Prevenzione, una scelta anche economica
Tornati in Italia, ognuno di loro ha portato nuove conoscenze nelle istituzioni del proprio territorio. C’è chi insegna all’Università, chi lavora nelle asl, chi opera nelle associazioni locali. “Sono pratiche di prossimità che si sviluppano anche nei luoghi di salute già esistenti”, specifica Pellegrino. L’idea è che un investimento nella tecnologia lieve, cioè il saper fare collettivo coordinato dallo stato pubblico, sia meno costoso rispetto “allo sviluppo infinito delle biotecnologie e alla cura del problema solo una volta divenuto acuto”. Per questo, in un contesto di sottofinanziamento strutturale del sistema sanitario nazionale e di crisi diffusa, operatori orientati alle cause e non solo alle conseguenze dei malesseri “sono una risposta preventiva anche dal punto di vista economico”.

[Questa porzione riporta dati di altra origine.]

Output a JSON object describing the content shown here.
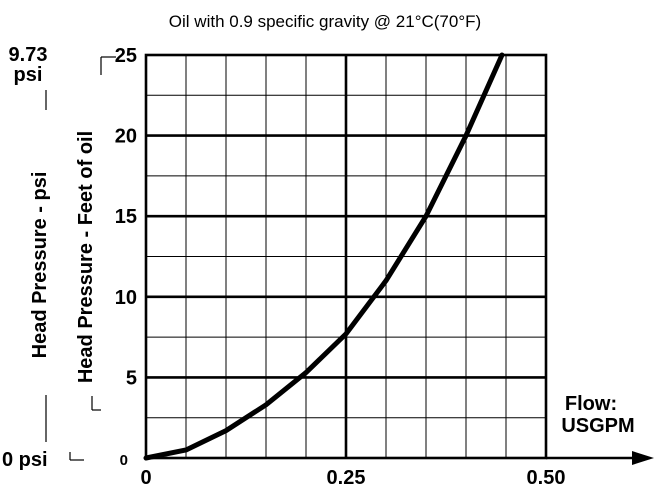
{
  "chart_data": {
    "type": "line",
    "title": "Oil with 0.9 specific gravity @ 21°C(70°F)",
    "xlabel": "Flow: USGPM",
    "xlabel_lines": [
      "Flow:",
      "USGPM"
    ],
    "ylabel": "Head Pressure - Feet of oil",
    "ylabel_secondary": "Head Pressure - psi",
    "secondary_axis": {
      "top_label_lines": [
        "9.73",
        "psi"
      ],
      "bottom_label": "0 psi",
      "range": [
        0,
        9.73
      ]
    },
    "xlim": [
      0,
      0.5
    ],
    "ylim": [
      0,
      25
    ],
    "x_ticks": [
      {
        "value": 0,
        "label": "0"
      },
      {
        "value": 0.25,
        "label": "0.25"
      },
      {
        "value": 0.5,
        "label": "0.50"
      }
    ],
    "y_ticks": [
      {
        "value": 0,
        "label": "0"
      },
      {
        "value": 5,
        "label": "5"
      },
      {
        "value": 10,
        "label": "10"
      },
      {
        "value": 15,
        "label": "15"
      },
      {
        "value": 20,
        "label": "20"
      },
      {
        "value": 25,
        "label": "25"
      }
    ],
    "grid": true,
    "series": [
      {
        "x": [
          0,
          0.05,
          0.1,
          0.15,
          0.2,
          0.25,
          0.3,
          0.35,
          0.4,
          0.445
        ],
        "y": [
          0,
          0.5,
          1.7,
          3.3,
          5.3,
          7.7,
          11.0,
          15.0,
          20.0,
          25.0
        ]
      }
    ]
  }
}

In Italia migliaia di persone arrivano ogni anno via mare. Sono uomini, donne e bambini che nel viaggio perdono tutto. Parenti, affetti, parte della propria identità. Spesso, anche la speranza. Arrivano provati dalla fame e dalla sete, feriti dal sole e dalle violenze della rotta. “Una cura che non consideri che il Mediterraneo è un dispositivo violento non può funzionare”, spiega la sociologa. “Se non si concettualizza cosa sia la migrazione, si rischia di dare diagnosi individuali di dissociazione a persone che in realtà stanno reagendo ad ingiustizie storiche e ad esperienze traumatiche collettive”. Comprendendo la natura collettiva e storica dei fenomeni, la medicina si può rivolgere alle cause dell’‘ammalamento’ e non limitarsi a ridurre i danni.

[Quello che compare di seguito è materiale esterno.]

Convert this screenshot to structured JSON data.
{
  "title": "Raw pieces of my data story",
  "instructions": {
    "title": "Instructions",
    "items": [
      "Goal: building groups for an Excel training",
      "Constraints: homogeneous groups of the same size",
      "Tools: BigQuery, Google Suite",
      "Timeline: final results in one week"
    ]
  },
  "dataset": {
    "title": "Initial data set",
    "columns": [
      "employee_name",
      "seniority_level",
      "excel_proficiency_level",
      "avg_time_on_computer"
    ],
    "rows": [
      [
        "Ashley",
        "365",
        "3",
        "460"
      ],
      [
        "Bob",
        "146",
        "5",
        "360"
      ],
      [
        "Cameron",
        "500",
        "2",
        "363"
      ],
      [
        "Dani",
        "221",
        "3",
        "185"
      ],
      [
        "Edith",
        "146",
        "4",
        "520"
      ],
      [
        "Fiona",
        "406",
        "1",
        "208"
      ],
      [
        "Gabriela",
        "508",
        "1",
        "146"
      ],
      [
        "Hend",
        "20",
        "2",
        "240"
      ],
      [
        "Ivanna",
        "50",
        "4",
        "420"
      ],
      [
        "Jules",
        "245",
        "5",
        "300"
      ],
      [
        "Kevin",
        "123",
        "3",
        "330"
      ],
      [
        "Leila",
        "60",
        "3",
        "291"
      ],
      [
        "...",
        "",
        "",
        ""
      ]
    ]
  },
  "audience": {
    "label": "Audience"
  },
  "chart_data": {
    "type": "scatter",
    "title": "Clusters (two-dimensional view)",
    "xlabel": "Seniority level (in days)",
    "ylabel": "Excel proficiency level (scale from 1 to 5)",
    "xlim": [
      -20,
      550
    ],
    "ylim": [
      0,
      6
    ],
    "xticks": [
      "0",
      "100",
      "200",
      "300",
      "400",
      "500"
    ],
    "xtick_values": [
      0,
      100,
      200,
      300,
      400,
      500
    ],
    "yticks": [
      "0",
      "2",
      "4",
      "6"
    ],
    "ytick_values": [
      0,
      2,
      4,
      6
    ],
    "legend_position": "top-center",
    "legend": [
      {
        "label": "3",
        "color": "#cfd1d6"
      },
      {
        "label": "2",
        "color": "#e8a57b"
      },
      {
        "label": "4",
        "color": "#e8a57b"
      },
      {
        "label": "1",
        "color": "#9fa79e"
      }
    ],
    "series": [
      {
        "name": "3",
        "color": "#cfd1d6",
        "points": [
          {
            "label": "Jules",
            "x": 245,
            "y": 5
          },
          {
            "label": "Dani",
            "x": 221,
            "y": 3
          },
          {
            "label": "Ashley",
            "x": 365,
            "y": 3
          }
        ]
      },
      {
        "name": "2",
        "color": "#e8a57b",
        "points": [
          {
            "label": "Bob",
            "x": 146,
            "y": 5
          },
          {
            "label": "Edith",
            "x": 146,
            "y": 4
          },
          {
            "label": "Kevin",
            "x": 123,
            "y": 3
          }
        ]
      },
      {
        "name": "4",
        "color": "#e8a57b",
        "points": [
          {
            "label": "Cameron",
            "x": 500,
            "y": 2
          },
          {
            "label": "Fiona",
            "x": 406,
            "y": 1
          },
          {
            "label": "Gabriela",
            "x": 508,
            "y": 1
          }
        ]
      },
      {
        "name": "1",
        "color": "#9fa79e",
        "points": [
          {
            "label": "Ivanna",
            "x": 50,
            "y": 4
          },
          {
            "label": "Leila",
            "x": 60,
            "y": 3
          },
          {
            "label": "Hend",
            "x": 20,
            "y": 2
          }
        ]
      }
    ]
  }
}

Il master: medicina e scienze sociali per rafforzare il welfare
È ciò che fanno Maria Inglese, medico psichiatra e psicoterapeuta dell’Ausl di Parma, e Lucrezia Travella, antropologa dell’Università Bicocca di Milano, entrambe iscritte alla prima edizione del master. Insieme conducono un progetto di etnopsichiatria che si occupa di rendere evidenti le discriminazioni razziali e le differenze etniche nel contesto della salute mentale. Anche in questo caso le formazioni biomediche si integrano alle scienze sociali, considerando la persona nella sua interezza e nel suo contesto. Il lavoro si sviluppa nelle realtà già esistenti a Parma, dagli ospedali alle cliniche fino alle associazioni come Ciac, realtà impegnata nell’inclusione sociale per le persone migranti che ha ospitato gli operatori e le operatrici del master.
Così il sistema sanitario, secondo gli iscritti, si cambia da dentro. Pellegrino, che ha fondato il master e dirigerà anche la seconda edizione, ne è convinta: “L’Italia è già ricca di posti pubblici in cui ancora si sogna uno stato sociale forte. Bisogna solo legittimarli”. Gli operatori di comunità collaborano con questi luoghi, ascoltano le storie di chi li abita e li anima, lavorano e studiano al loro interno. Perché “una cura meno oppressiva, più lenta e più negoziale, fa sentire meglio sia i lavoratori, sia gli utenti”. Nel primo anno il master ha selezionato otto sedi residenziali, e intende proseguire in questa direzione. Con l’idea che la formazione e la pratica della cura non avvengono solo nelle aule universitarie, ma sono immerse nei contesti reali, a contatto con le problematiche quotidiane, i conflitti sociali e i saperi locali, inclusi quelli ancestrali ed ecologici. In Brasile come in Italia.